Allo scopo di mantenere attivo il servizio, una volta terminate le scorte dei ristoranti, il Comune ha concesso lo sfruttamento di un’area messa a disposizione della Protezione civile, in cui gli Alpini della sezione di Monza si sono prodigati, a tempo di record, nel montaggio di una cucina da campo in grado di preparare (sempre grazie al supporto dell’associazione “Ristoratori uniti”) 250 pasti al giorno per operatori sanitari, forze dell’ordine e volontari in servizio sul territorio.

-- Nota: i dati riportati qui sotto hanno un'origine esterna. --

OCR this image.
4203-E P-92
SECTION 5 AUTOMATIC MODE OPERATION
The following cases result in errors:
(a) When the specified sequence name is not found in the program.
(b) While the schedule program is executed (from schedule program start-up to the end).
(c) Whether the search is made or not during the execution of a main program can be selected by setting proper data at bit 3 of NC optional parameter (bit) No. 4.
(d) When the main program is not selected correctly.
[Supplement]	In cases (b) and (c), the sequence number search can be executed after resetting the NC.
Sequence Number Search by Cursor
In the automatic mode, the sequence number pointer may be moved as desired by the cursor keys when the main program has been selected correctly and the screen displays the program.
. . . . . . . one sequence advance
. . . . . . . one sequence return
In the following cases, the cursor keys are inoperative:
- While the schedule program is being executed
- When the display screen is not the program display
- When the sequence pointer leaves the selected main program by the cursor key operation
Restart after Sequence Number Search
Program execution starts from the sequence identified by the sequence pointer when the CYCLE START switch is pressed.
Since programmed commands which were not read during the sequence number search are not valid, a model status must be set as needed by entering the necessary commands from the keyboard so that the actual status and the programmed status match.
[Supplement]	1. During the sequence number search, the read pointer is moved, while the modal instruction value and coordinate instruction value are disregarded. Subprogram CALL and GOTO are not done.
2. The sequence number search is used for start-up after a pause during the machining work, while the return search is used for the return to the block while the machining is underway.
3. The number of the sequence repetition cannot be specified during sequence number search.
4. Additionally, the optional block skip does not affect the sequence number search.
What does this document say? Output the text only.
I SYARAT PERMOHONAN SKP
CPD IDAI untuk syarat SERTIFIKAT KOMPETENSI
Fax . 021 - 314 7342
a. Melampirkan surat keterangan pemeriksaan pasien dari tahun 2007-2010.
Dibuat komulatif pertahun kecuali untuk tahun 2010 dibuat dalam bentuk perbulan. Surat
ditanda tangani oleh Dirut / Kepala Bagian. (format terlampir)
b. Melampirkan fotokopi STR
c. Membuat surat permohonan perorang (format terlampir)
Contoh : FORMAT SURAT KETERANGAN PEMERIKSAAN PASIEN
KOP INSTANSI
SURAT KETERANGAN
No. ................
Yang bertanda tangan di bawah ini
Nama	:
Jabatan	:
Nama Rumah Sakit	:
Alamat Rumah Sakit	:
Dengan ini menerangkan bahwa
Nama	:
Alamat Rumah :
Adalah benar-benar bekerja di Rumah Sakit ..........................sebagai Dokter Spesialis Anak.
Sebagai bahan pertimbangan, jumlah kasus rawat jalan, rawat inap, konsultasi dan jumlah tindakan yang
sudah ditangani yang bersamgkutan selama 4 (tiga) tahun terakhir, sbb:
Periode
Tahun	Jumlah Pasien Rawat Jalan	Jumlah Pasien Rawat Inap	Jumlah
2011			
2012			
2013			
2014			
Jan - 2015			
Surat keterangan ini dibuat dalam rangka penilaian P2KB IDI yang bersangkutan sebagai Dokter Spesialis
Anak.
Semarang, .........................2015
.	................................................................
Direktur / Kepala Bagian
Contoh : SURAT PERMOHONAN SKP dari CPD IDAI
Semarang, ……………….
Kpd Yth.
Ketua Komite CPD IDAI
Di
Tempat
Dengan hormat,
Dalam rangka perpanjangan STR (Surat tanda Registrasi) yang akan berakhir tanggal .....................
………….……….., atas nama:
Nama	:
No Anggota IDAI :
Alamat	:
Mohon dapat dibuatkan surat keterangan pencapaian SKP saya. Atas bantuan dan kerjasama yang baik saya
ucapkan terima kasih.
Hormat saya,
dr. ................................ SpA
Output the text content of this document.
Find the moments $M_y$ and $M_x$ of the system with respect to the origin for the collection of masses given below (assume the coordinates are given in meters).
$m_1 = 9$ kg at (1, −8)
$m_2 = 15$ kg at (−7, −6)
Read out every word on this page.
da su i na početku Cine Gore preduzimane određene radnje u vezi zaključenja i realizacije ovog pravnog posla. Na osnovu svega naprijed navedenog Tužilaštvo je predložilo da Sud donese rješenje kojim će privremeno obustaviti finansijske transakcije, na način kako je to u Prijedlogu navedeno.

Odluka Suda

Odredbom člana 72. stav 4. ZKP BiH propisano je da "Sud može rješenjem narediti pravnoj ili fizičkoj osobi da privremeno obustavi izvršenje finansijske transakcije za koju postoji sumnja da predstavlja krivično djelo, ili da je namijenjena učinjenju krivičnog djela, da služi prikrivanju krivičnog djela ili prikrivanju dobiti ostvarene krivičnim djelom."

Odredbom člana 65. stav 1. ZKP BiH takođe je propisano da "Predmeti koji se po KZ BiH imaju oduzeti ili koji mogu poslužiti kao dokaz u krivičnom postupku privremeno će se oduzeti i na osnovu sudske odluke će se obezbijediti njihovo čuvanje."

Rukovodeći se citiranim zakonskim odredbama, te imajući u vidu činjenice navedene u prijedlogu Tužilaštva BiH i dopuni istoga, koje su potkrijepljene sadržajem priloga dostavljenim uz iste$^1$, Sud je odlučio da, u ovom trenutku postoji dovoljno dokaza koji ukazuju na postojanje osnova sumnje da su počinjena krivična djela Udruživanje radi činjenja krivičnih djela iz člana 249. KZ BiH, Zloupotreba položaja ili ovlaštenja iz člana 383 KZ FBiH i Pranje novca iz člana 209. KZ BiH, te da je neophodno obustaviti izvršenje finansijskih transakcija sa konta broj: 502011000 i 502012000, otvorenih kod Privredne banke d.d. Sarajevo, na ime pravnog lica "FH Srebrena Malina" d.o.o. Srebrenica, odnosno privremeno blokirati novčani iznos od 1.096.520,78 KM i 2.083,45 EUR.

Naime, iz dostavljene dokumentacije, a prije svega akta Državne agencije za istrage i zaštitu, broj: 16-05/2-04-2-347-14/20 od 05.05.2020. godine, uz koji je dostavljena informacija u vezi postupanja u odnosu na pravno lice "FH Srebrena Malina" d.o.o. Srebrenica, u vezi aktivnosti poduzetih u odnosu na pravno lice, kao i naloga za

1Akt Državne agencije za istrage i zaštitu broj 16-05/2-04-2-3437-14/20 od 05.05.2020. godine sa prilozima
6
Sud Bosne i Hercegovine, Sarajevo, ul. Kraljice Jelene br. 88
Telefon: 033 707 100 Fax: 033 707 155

Un risveglio del senso civico tanto contagioso, è il caso di dirlo, da stimolare anche altri esercizi commerciali, per esempio, gelaterie, pasticcerie e panifici nel voler contribuire, sempre in sinergia con i ragazzi della curva Davide Pieri, al buon esito dell’iniziativa.

Del cuore messo in campo dalla curva biancorossa si sono accorti i medici e gli infermieri dell’ospedale di Vimercate che, pur avvolti da guanti, occhiali e mascherine, hanno voluto celebrare lo sforzo di questi ragazzi, alla moda ultrà: con uno striscione di ringraziamento.

Perché l’importante, una volta superata l’emergenza sanitaria, sarà non dimenticare coloro che il senso di comunità e appartenenza non l’hanno smarrito mai.
Dalle sale operatorie fino ai gradoni di uno stadio.
Chi salvando vite (e rischiandola propria), chi, invece, consegnando pasti bardato con i colori della squadra del cuore.

Il calcio giocato, ormai un lontano ricordo nelle menti degli appassionati, si defila, per una volta, lasciando i riflettori ai soli detentori della passione incondizionata.
Per intenderci, quella dei tifosi più caldi in grado d’illuminare, senza chiedere nulla in cambio, nuovi, inaspettati, “campi da gioco” con la torcia dell’altruismo.